The above arguments verify the accuracy of this network pharmacology prediction. Besides, the docking result showed that all selected core protein and ligand have a better affinity (≤5 kcal/mol), and there were 15 docking scores ≥7 kcal/mol, indicating strong binding affinity of the compound to docking protein [77]. The RMSD of the target protein is less than 2 Å, which indicates that the docking method and parameter setting are reasonable and can be used for the next docking with components [78].

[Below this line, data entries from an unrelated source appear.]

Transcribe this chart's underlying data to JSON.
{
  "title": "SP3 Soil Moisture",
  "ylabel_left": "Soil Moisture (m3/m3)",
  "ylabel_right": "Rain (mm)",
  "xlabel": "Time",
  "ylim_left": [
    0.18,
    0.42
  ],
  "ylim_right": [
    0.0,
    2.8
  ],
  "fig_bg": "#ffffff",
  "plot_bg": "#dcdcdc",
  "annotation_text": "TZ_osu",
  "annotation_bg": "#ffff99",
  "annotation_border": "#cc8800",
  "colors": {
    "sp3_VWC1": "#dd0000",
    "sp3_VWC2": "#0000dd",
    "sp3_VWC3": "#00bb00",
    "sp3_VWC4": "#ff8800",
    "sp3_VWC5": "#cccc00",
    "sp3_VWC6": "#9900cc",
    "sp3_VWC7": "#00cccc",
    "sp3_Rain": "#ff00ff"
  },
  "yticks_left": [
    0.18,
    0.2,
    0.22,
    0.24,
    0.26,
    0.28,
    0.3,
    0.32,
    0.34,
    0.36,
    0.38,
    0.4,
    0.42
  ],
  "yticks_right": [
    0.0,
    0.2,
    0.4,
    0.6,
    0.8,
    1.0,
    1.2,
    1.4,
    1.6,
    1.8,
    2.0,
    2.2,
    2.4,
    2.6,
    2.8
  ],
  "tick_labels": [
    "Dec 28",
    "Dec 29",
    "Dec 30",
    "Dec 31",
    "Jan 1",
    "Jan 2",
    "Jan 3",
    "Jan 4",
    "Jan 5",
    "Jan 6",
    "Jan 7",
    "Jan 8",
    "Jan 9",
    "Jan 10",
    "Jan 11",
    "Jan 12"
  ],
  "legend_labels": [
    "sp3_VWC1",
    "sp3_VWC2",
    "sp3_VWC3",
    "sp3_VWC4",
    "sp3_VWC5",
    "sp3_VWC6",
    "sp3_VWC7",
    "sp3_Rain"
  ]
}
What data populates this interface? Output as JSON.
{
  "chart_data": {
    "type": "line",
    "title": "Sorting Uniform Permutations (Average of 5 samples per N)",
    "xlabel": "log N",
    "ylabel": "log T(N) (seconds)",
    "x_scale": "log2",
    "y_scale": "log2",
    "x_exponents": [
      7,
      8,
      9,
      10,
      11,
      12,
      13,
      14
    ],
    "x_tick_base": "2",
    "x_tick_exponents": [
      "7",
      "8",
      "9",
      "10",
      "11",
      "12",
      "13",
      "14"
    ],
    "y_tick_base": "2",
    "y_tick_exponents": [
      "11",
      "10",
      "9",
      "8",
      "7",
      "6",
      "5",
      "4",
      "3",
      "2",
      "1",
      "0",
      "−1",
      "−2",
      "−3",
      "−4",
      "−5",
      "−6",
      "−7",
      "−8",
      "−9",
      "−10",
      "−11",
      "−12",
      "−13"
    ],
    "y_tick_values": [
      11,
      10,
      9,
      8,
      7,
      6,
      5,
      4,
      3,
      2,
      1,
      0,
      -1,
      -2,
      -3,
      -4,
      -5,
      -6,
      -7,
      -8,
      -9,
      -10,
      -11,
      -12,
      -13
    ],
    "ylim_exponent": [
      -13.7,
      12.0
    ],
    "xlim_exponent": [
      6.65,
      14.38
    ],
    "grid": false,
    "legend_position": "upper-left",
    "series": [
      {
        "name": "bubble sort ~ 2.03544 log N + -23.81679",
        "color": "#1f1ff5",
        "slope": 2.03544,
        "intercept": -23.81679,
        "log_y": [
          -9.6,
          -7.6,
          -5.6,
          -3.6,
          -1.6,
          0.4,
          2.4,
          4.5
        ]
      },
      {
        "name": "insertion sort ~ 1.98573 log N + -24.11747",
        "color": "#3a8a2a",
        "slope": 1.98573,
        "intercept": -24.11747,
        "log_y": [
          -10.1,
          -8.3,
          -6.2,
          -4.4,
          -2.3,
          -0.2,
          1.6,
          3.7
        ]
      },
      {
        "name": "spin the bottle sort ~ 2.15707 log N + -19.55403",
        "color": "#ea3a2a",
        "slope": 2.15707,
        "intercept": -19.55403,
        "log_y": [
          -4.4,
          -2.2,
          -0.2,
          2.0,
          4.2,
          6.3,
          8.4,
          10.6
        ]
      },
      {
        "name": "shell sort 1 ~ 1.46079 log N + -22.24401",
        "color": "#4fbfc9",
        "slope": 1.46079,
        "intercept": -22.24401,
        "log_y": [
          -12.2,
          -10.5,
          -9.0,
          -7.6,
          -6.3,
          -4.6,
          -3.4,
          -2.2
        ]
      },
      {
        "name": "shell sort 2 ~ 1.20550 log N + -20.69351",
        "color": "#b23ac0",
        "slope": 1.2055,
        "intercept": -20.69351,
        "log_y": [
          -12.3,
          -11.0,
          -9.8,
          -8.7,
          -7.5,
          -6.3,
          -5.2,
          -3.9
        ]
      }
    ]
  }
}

In addition, study showed that AAEO dose-dependently inhibits inflammatory mediators, such as NO, PGE2, TNF-α, IL-6, IL-10, IFN-β, and MCP-1 [79]. In the experiment of AAEO in anti-inflammatory and blood stasis animals, the effect of the lowest dose of skin administration (0.25 mL/kg) was equivalent to that oral administration of the middle dose (0.50 mL/kg) [80]. PTGS2 with the highest docking scores is a biomarker of iron death; it can inhibit the expression of inflammatory factors and apoptosis [81-83]. The future research direction can explore the way of administration, dosage, and iron death mechanism pathway.

The limitation of this study is that we have not conducted clinical or animal experiments as certification; further studies will validate the potential key targets and pathways predicted and explore the mechanism of effective components of the essential oil from Artemisia argyi in preventing and treating PIs by combining molecular biology and pathophysiology.

5. Conclusion

In conclusion, in this study, the potential targets and regulatory molecular mechanisms of AAEO in the treatment of PIs were analyzed by network pharmacology and molecular docking. In total, 54 active components and 50 potential targets were screened, mainly involving PI3K-Akt signaling pathway, pathway in cancer, PI3K-Akt signaling pathway, human immunodeficiency virus 1 infection, MAPK signaling pathway, and Wnt signaling pathway, revealing that AAEO may play a role in the treatment of PIs by reducing inflammation, inhibiting apoptosis and oxidative stress, and showing the characteristics of multitarget and multipathway. Our study provides a basis for the mechanism and further research direction of AAEO in treating PIs by combining literature research, network analysis, and molecular docking.